The proof, they said, is just a consequence of the a priori estimates of Gidas and Spruck, "A priori bounds for positive solutions of nonlinear elliptic equations", Comm. Partial Differential Equations 6 (1981), after suitable scaling. Moreover they gave this hint. Suppose $x_0 \in \Omega$, $x\neq 0$. Let $r:= \frac{|x_0|}{2}$ and define the function $$ v(y) := u(x_0 + ry) \quad \mbox{in } \frac{\Omega - x_0}{r} $$ Then $v$ satisfies the equation $$ - \Delta v = \frac{r^2}{|x_0 + ry|^2}v^p \quad \mbox{in } \frac{\Omega - x_0}{r} $$ Now restrict the equation to $\frac{\Omega - x_0}{r} \cap B_1(0)$. In this region the weight $\frac{r^2}{|x_0 + ry|^2}$ is bounded and smooth.
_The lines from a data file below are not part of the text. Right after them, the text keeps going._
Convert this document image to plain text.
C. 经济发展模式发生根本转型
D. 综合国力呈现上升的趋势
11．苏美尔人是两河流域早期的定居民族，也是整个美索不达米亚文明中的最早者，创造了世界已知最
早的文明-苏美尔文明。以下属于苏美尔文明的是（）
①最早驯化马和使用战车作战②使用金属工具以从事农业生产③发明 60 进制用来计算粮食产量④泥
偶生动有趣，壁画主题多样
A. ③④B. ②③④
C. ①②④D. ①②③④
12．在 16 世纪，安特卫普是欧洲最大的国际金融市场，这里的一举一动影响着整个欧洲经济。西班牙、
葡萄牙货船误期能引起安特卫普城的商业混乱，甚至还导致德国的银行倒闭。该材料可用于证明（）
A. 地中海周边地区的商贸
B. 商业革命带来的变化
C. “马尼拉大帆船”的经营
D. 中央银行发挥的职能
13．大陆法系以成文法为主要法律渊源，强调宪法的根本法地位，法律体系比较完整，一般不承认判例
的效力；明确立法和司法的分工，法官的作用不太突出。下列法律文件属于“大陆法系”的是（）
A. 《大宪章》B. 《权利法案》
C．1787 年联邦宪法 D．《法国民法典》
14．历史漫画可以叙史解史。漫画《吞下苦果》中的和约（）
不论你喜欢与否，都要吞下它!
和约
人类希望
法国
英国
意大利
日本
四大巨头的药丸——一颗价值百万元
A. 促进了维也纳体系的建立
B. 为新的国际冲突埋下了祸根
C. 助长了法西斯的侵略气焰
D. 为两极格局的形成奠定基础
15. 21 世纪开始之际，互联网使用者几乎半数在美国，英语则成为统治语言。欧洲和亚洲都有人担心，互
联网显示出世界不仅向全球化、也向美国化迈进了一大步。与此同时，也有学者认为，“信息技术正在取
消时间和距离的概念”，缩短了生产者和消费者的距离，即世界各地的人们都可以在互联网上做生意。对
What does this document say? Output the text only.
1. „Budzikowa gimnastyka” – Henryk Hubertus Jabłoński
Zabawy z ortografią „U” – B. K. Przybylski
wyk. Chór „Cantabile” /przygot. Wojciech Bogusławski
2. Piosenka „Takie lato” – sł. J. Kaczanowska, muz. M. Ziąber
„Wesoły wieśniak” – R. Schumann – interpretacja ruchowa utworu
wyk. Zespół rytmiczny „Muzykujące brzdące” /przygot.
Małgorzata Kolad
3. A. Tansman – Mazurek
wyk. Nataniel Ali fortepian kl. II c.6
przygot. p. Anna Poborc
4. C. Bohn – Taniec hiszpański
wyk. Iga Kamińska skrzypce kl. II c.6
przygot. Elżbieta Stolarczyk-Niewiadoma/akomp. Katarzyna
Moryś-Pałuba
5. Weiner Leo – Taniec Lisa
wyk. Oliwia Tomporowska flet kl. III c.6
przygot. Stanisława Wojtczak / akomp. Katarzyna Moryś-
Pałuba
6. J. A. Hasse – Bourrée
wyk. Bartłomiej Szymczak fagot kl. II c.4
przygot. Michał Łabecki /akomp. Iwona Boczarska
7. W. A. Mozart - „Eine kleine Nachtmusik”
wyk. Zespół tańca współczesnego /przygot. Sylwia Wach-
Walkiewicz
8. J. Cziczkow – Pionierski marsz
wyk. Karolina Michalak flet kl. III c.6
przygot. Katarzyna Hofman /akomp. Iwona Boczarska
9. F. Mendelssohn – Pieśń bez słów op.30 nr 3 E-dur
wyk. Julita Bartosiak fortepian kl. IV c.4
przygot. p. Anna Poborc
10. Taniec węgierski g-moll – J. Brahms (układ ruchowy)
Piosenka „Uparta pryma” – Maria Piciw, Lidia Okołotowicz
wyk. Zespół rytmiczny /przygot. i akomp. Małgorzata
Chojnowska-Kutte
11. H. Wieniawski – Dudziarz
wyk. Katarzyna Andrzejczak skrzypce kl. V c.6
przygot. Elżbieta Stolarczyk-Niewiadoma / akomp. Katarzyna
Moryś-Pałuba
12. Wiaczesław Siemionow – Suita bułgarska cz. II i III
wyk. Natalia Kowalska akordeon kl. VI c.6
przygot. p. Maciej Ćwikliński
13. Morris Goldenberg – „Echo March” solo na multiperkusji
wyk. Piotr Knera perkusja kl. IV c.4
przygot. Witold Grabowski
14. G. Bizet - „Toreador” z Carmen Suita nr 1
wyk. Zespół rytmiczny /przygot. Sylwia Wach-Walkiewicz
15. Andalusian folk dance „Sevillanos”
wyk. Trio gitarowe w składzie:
Now using the a priori estimates of Gidas and Spruck we deduce that $v(0) \leq C$ for some universal $C$. Finally since $u(x_0) = v(0)$ we have the thesis, since $C$ is not depending on $x_0$.

Howewer I don't understand how the result of Gidas and Spruck could be useful in this setting. Indeed although in the region $\frac{\Omega - x_0}{r} \cap B_1(0)$ the weight is bounded and smooth, the boundary conditions of the problem for the function $v$ are "free" ( at least in some part of the boundary of that region). So, applying the Gidas and Spruck results we have that there exists a constant, but I don't get how can this constant be universal, since it seems, to me, depending on the boundary conditions and hence on the point $x_0$.